From this I have read the following function which was easy to do:
$$C_{out}=(\bar{X}\wedge Y\wedge C_{in}) \vee (X\wedge \bar{Y}\wedge C_{in}) \vee (X\wedge Y\wedge \bar{C_{in}}) \vee (X\wedge Y\wedge C_{in})$$
I have tried to simplify it by using XOR (exclusive or):
$$C_{out} = \left(\left( (\bar{X} \wedge Y) \vee (X \wedge \bar{Y}) \right) \wedge C_{in}\right) \vee (X \wedge Y)$$
$$C_{out} = \left((X \veebar Y) \wedge C_{in}\right) \vee (X \wedge Y)$$
Is everything alright? I really hope so because need to master this for exam...

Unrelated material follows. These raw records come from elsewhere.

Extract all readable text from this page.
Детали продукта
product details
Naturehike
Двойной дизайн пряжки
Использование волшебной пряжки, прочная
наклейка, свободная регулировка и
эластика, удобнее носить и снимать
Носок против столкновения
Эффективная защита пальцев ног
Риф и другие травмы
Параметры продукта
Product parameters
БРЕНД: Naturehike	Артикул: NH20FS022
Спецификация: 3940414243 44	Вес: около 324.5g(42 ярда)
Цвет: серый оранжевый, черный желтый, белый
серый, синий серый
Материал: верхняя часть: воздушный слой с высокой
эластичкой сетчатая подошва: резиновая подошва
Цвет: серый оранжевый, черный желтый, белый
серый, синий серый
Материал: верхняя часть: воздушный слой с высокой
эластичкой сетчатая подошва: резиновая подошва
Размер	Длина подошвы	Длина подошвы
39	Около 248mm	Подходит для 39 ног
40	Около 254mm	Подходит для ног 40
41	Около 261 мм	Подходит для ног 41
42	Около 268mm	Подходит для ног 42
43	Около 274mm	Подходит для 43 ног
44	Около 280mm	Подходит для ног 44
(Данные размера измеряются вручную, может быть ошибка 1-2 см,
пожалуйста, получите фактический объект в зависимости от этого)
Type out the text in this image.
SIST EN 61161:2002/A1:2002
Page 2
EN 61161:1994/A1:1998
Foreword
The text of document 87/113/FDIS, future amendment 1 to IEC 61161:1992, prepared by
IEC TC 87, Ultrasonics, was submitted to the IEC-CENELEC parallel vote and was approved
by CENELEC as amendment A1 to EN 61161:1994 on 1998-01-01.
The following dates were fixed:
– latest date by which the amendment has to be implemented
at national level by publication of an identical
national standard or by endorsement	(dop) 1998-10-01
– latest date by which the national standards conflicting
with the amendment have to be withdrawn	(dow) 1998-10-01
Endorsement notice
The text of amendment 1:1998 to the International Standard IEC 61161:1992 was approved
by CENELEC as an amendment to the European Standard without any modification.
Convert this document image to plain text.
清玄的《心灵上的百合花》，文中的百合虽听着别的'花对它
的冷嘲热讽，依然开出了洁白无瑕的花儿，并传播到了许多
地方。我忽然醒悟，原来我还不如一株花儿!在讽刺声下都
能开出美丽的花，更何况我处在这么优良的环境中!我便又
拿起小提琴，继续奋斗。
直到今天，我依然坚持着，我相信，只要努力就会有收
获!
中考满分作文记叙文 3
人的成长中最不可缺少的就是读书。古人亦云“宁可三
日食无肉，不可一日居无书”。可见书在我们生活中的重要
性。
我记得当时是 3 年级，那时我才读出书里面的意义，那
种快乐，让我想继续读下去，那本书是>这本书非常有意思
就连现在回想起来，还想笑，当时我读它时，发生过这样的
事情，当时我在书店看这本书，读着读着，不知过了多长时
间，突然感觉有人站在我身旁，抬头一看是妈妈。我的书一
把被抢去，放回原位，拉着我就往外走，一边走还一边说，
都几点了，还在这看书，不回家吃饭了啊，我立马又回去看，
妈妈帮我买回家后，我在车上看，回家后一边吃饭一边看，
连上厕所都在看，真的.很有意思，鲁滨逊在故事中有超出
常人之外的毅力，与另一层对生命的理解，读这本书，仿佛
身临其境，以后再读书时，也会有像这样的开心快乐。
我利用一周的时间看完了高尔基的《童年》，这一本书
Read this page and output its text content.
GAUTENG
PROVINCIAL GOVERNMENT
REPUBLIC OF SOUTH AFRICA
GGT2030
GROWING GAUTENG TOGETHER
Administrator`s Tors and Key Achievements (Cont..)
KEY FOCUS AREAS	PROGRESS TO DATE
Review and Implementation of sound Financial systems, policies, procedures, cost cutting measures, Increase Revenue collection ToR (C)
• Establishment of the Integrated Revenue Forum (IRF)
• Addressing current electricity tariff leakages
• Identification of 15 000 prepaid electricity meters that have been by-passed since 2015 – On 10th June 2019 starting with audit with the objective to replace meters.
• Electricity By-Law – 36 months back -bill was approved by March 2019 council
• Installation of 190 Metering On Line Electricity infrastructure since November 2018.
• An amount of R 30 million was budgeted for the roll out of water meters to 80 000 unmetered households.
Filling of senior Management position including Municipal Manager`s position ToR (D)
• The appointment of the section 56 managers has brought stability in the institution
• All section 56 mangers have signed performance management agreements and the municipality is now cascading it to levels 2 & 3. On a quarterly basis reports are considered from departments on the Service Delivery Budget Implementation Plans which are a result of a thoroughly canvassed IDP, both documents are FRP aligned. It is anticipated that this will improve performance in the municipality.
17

You have done it correctly. This is clear if you 'read the expression': $C_{out}$ = 1 whenever one of {$X$, $Y$} = 1 and $C_{in}$ = 1, OR BOTH of $X$, $Y$ = 1 [which is right for a full-adder].
Note: Since for all $A$, $A$ = $A$ ^ $A$, you can 'double' the fourth subexpression '($X$ ^ $Y$ ^ $C_{in}$)' and combine one copy with the first two and the other with the third; that way you can use OR instead of XOR in the transformed expression. I mention this only because OR can be a single 'gate' while XOR needs several 'gates', i.e the OR circuit would be simpler (and simplicity may be rewarded on your test).